Step 7: Take Action Based on Data (Not Guesswork)
Here’s where Folderly’s analytics really pay off—helping you pick the right fixes.
Triage your issues:
- Technical/authentication problems: Fix these first. No amount of content tweaking will help until your emails are properly authenticated.
- Deliverability/spam placement: Address list quality, sending patterns, and domain/IP reputation next.
- Content tweaks: Only after your emails are actually reaching the inbox should you start refining subject lines and copy.
Iterate, don’t overhaul:
- Change one thing at a time. If you fix five variables and your open rates jump, you won’t know what actually worked.
- Monitor Folderly’s analytics after each change.

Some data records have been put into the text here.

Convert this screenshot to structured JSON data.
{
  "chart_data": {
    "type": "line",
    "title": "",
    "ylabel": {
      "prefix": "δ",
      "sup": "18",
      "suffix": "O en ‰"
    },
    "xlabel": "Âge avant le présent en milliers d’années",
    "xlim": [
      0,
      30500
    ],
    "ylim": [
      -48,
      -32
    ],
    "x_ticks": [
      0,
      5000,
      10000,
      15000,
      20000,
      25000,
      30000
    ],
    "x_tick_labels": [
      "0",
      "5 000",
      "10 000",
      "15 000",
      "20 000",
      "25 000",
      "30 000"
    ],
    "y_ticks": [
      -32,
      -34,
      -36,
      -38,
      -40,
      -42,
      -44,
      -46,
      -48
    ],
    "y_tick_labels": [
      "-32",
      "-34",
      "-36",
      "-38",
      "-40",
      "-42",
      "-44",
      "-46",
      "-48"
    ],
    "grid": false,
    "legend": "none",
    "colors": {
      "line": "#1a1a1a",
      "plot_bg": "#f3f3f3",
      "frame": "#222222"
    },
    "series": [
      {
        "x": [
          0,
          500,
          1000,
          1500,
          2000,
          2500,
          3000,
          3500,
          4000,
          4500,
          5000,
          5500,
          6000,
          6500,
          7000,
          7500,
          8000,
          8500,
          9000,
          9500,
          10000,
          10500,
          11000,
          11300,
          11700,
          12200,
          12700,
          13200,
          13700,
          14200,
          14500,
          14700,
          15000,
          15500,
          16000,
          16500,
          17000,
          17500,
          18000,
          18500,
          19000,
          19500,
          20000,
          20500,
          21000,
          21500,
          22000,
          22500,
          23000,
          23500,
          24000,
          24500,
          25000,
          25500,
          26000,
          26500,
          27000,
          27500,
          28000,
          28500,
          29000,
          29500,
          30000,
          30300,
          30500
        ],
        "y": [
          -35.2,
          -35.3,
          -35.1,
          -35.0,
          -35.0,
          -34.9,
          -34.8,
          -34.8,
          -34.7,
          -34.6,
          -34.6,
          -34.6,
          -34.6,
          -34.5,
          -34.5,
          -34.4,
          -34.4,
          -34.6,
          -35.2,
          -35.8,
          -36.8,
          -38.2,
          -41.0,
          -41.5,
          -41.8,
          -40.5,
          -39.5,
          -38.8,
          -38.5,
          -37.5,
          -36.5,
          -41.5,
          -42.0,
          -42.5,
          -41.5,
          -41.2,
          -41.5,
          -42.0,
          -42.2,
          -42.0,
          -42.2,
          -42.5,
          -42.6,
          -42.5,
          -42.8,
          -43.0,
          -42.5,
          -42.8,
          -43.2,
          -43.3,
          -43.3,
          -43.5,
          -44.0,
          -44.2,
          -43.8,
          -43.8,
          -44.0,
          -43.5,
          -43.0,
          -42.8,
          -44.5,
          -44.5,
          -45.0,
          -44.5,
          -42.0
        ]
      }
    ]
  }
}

Don’t expect instant results—reputation takes time to rebuild.
What to Ignore (and What Not to Freak Out About)
- Minor dips in open rates: Everyone gets them. Look for sustained trends, not blips.
- Every “urgent” fix suggested by salesy blog posts: If Folderly’s analytics don’t flag it, it’s probably not your problem.
- Overly aggressive “deliverability hacks.” Most shortcuts hurt more than they help.
Keep It Simple and Iterate
Troubleshooting low open rates isn’t about chasing the latest fad or obsessing over every minor detail. Folderly gives you the data you need—just remember to fix the basics first, act on what the analytics actually show, and resist the urge to overhaul everything at once. Most deliverability headaches boil down to technical setup, sender reputation, or sending behavior—not your subject line. Start there, make one change at a time, and keep it simple. The rest is just noise.